Chaired by Prime Minister Shehbaz Sharif, the meeting was attended by ministers for defence, energy, information and broadcasting, interior, finance, human rights, planning, development and special initiatives, chairman joint chiefs of staff committee, services chiefs, national security adviser and senior officers.
The NSC — the highest forum for coordination on security issues – in its statement said that it was again informed by the premier security agencies that they have found no evidence of any conspiracy. The NSC added that it concluded that "there has been no foreign conspiracy".
The development comes after repeated claims by former prime minister Imran Khan who has blamed a West-led conspiracy for the no-confidence motion against him. He also flashed a "letter" during a rally on March 27, which he said was proof of the threat made to his government,
He said the “threat letter” carried details of the ambassador's meeting with Assistant Secretary of State for South and Central Asia Affairs Donald Lu in which the latter allegedly threatened Pakistan.
Washington has denied the charge on multiple occasions.
Meanwhile, talking to the media regarding the NSC meeting, Interior Minister Rana Sanaullah said participants discussed minutes of the previous NSC meeting and took a briefing from the concerned diplomat on the cipher.
"After a detailed discussion, a comprehensive press release has been issued and Prime Minister Shehbaz Sharif has directed government officials to not discuss it further," he said.
“[...] The statement, however, clarifies that there was no conspiracy against Imran Khan,” the interior minister said.
According to Khan, however, Ambassador Majeed, in the cable, reportedly said Lu warned his continuation as the prime minister would have repercussions for bilateral relations. He claimed that the US was annoyed with his “independent foreign policy” and visit to Moscow.

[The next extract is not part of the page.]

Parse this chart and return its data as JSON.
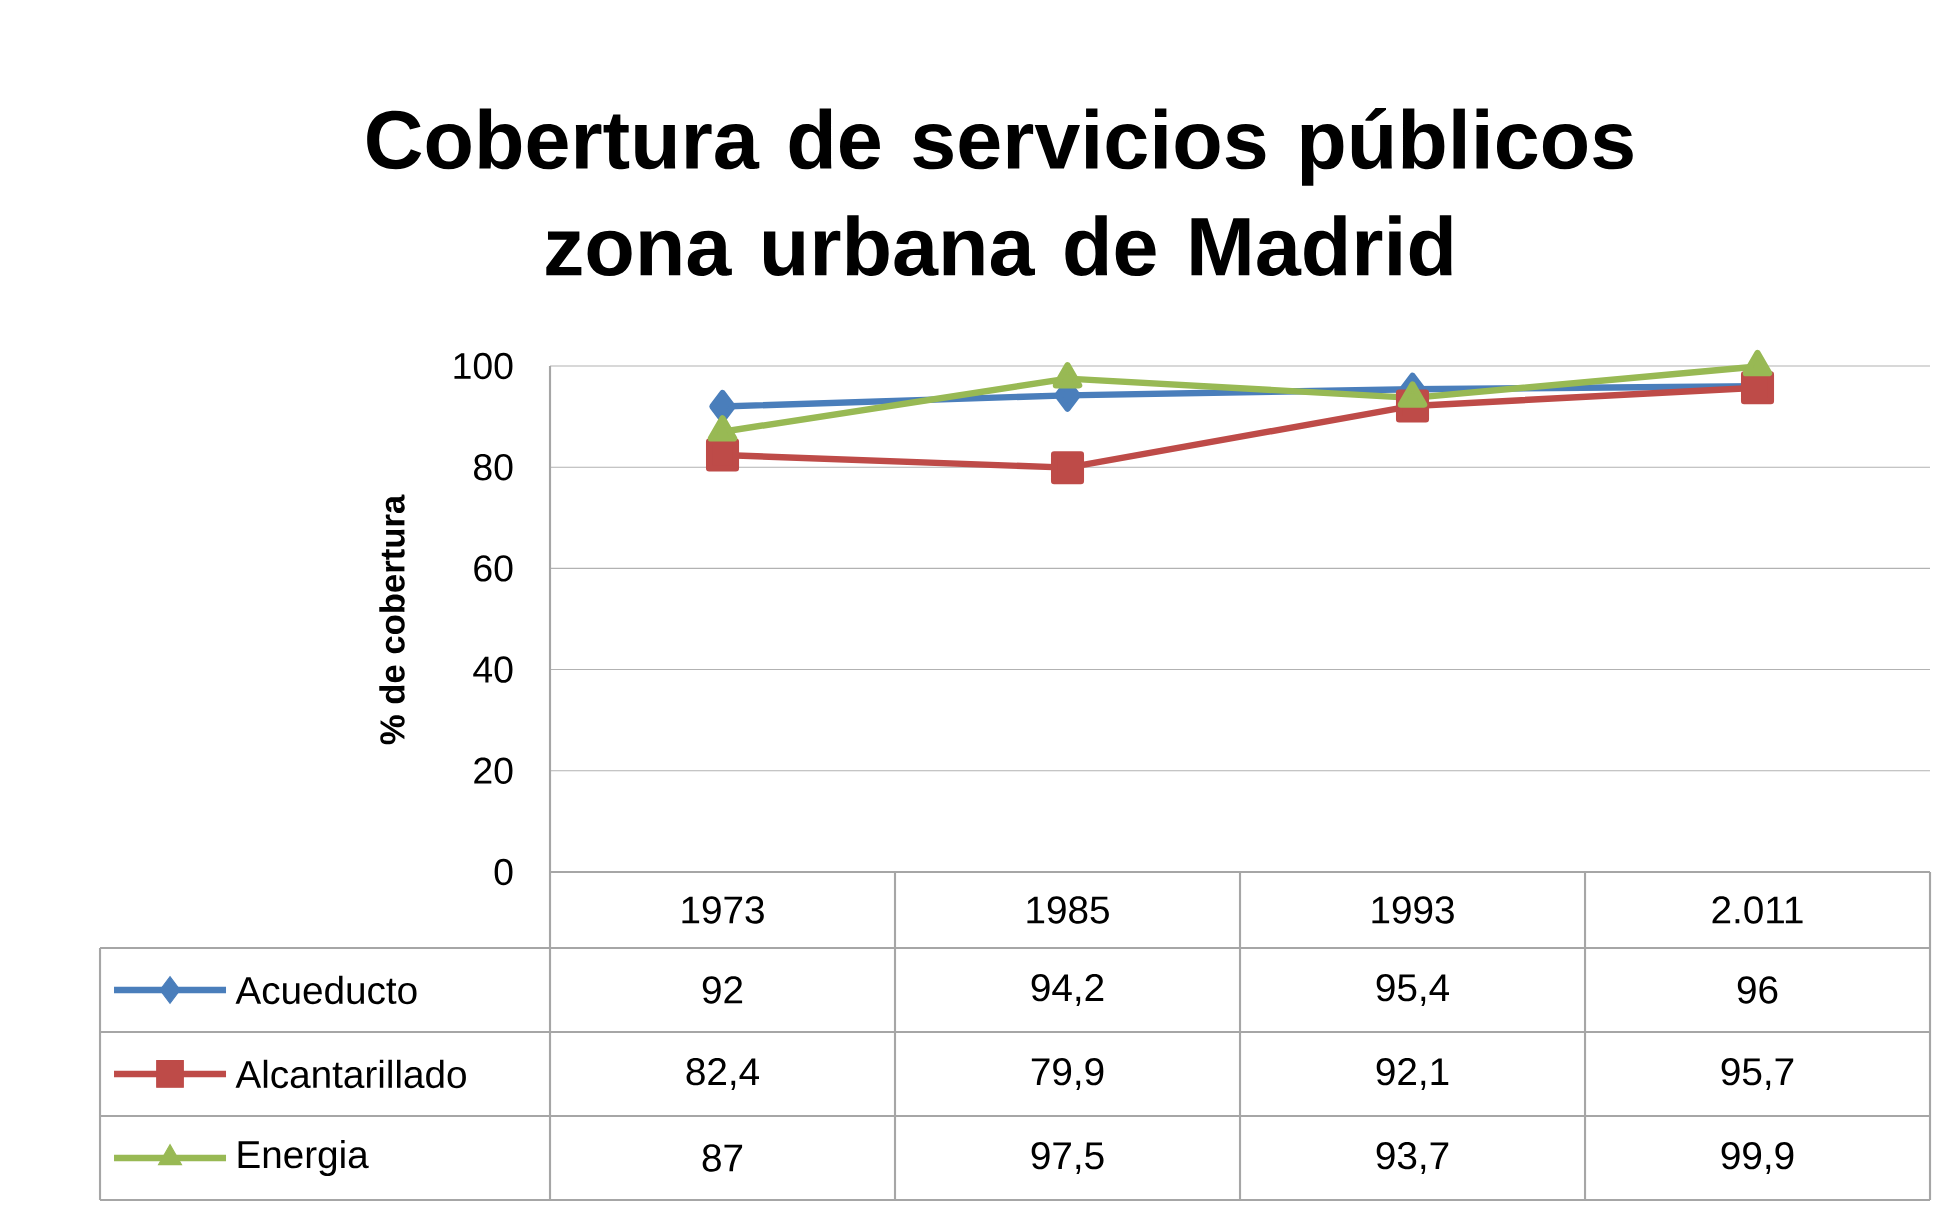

Khan and his party have also claimed that the alleged threat of his ouster in the cable and the no-confidence motion against him in the National Assembly were interconnected. He said in his speeches that the NSC had endorsed the alleged conspiracy.
In response to the evolving situation, Director-General Inter-Services Public Relations (ISPR) Major General Babar Iftikhar held a press briefing last week, saying the word “conspiracy” was not mentioned in the communiqué issued following the NSC meeting last month.
“You can see clearly whether there's any word of conspiracy in that statement. I don't think so,” he said, adding that the demarche was issued to the United States because the language used in the “diplomatic cable” was undiplomatic that amounts to “interference” in the country’s internal matters.
Meanwhile, PTI has continued to peddle its narrative by staging rallies and protests across the country, covering Peshawar, Karachi, and Lahore.
Just on Thursday, Khan called for his supporters to wait for his call, hinting towards a march to Islamabad.